Oleh: Miqdam Awwali Hashri, S.E., M.Si (LDK PP Muhammadiyah, Mahasiswa Program Doktoral Pengkajian Islam Sekolah Pascasarjana UIN Syarif Hidayatullah, Founder Gowes untuk Zakat)
Krisis lingkungan bukan lagi ancaman masa depan, melainkan kenyataan hari ini. Banjir di beberapa kota waktu lalu, kekeringan ekstrem, krisis air bersih, kenaikan permukaan laut, hingga hilangnya keanekaragaman hayati membuktikan bahwa bumi sedang tidak baik-baik saja. Ironisnya, krisis ini bukan semata-mata akibat faktor alam, melainkan juga akibat ulah tangan manusia yang abai terhadap amanah Tuhan dalam menjaga alam. Dalam situasi yang kian genting ini, zakat, infak, dan sedekah (ZIS) sebagai instrumen utama filantropi Islam hadir membawa harapan baru sebagai kekuatan sosial-spiritual dalam melawan krisis alam.

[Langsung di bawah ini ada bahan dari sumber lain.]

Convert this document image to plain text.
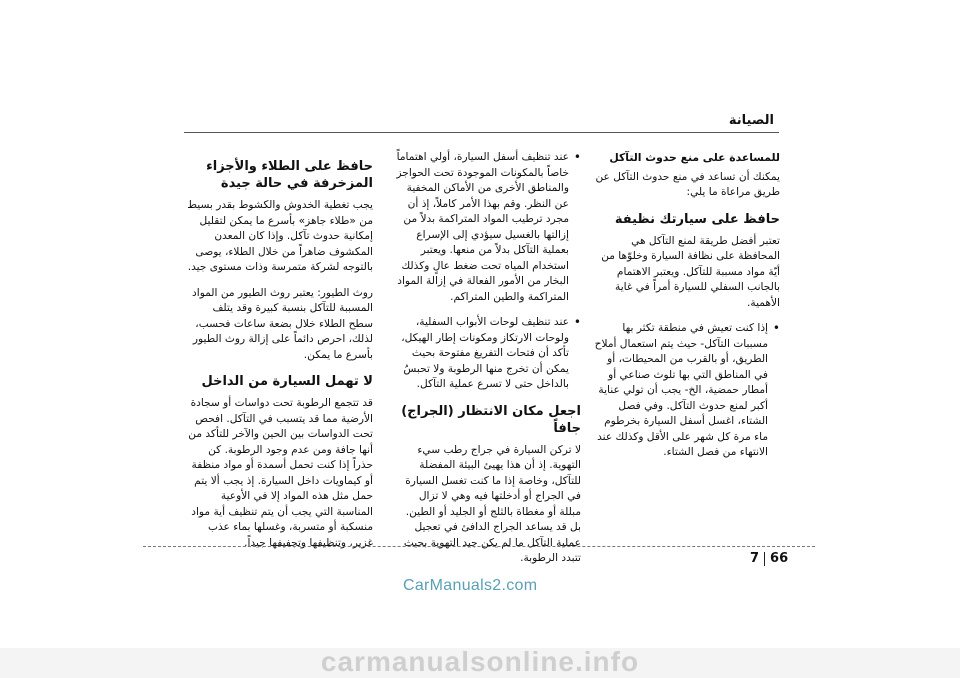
الصيانة
للمساعدة على منع حدوث التآكل

يمكنك أن تساعد في منع حدوث التآكل عن طريق مراعاة ما يلي:

حافظ على سيارتك نظيفة

تعتبر أفضل طريقة لمنع التآكل هي المحافظة على نظافة السيارة وخلوّها من أيّة مواد مسببة للتآكل. ويعتبر الاهتمام بالجانب السفلي للسيارة أمراً في غاية الأهمية.

• إذا كنت تعيش في منطقة تكثر بها مسببات التآكل- حيث يتم استعمال أملاح الطريق، أو بالقرب من المحيطات، أو في المناطق التي بها تلوث صناعي أو أمطار حمضية، الخ- يجب أن تولي عناية أكبر لمنع حدوث التآكل. وفي فصل الشتاء، اغسل أسفل السيارة بخرطوم ماء مرة كل شهر على الأقل وكذلك عند الانتهاء من فصل الشتاء.

• عند تنظيف أسفل السيارة، أولي اهتماماً خاصاً بالمكونات الموجودة تحت الحواجز والمناطق الأخرى من الأماكن المخفية عن النظر. وقم بهذا الأمر كاملاً، إذ أن مجرد ترطيب المواد المتراكمة بدلاً من إزالتها بالغسيل سيؤدي إلى الإسراع بعملية التآكل بدلاً من منعها. ويعتبر استخدام المياه تحت ضغط عالٍ وكذلك البخار من الأمور الفعالة في إزالة المواد المتراكمة والطين المتراكم.

• عند تنظيف لوحات الأبواب السفلية، ولوحات الارتكاز ومكونات إطار الهيكل، تأكد أن فتحات التفريغ مفتوحة بحيث يمكن أن تخرج منها الرطوبة ولا تحبسُ بالداخل حتى لا تسرع عملية التآكل.

اجعل مكان الانتظار (الجراج) جافاً

لا تركن السيارة في جراج رطب سيء التهوية. إذ أن هذا يهيئ البيئة المفضلة للتآكل، وخاصة إذا ما كنت تغسل السيارة في الجراج أو أدخلتها فيه وهي لا تزال مبللة أو مغطاة بالثلج أو الجليد أو الطين. بل قد يساعد الجراج الدافئ في تعجيل عملية التآكل ما لم يكن جيد التهوية بحيث تتبدد الرطوبة.

حافظ على الطلاء والأجزاء المزخرفة في حالة جيدة

يجب تغطية الخدوش والكشوط بقدر بسيط من «طلاء جاهز» بأسرع ما يمكن لتقليل إمكانية حدوث تآكل. وإذا كان المعدن المكشوف ضاهراً من خلال الطلاء، يوصى بالتوجه لشركة متمرسة وذات مستوى جيد.

روث الطيور: يعتبر روث الطيور من المواد المسببة للتآكل بنسبة كبيرة وقد يتلف سطح الطلاء خلال بضعة ساعات فحسب، لذلك، احرص دائماً على إزالة روث الطيور بأسرع ما يمكن.

لا تهمل السيارة من الداخل

قد تتجمع الرطوبة تحت دواسات أو سجادة الأرضية مما قد يتسبب في التآكل. افحص تحت الدواسات بين الحين والآخر للتأكد من أنها جافة ومن عدم وجود الرطوبة. كن حذراً إذا كنت تحمل أسمدة أو مواد منظفة أو كيماويات داخل السيارة. إذ يجب ألا يتم حمل مثل هذه المواد إلا في الأوعية المناسبة التي يجب أن يتم تنظيف أية مواد منسكبة أو متسربة، وغسلها بماء عذب غزير، وتنظيفها وتجفيفها جيداً.

7 66
CarManuals2.com
carmanualsonline.info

Filantropi Islam tidak bisa lagi hanya berkutat sebatas pada penyantunan fakir miskin atau terjebak pada isu-isu sosial ekonomi semata. Kini, isu lingkungan harus diakui sebagai bagian integral dari misi keadilan sosial dan peradaban Islam. Sejak 2018 lalu, telah terbit buku Fikih Zakat on SDGs sebagai salah satu terobosan dunia filantropi Islam dalam menyikapi isu global. Namun, perlu dipahami bahwa SDGs atau Sustainable Development Goals berakar pada tiga pilar pembangunan berkelanjutan, yaitu ekonomi, sosial, dan lingkungan. Hanya saja, dalam praktik dan perkembangannya, program lingkungan yang telah berjalan seakan masih termarjinalkan dan hanya menjadi subordinat dari pilar ekonomi dan sosial. Sudah saatnya pilar lingkungan mendapatkan perhatian yang seimbang di samping kedua pilar lainnya.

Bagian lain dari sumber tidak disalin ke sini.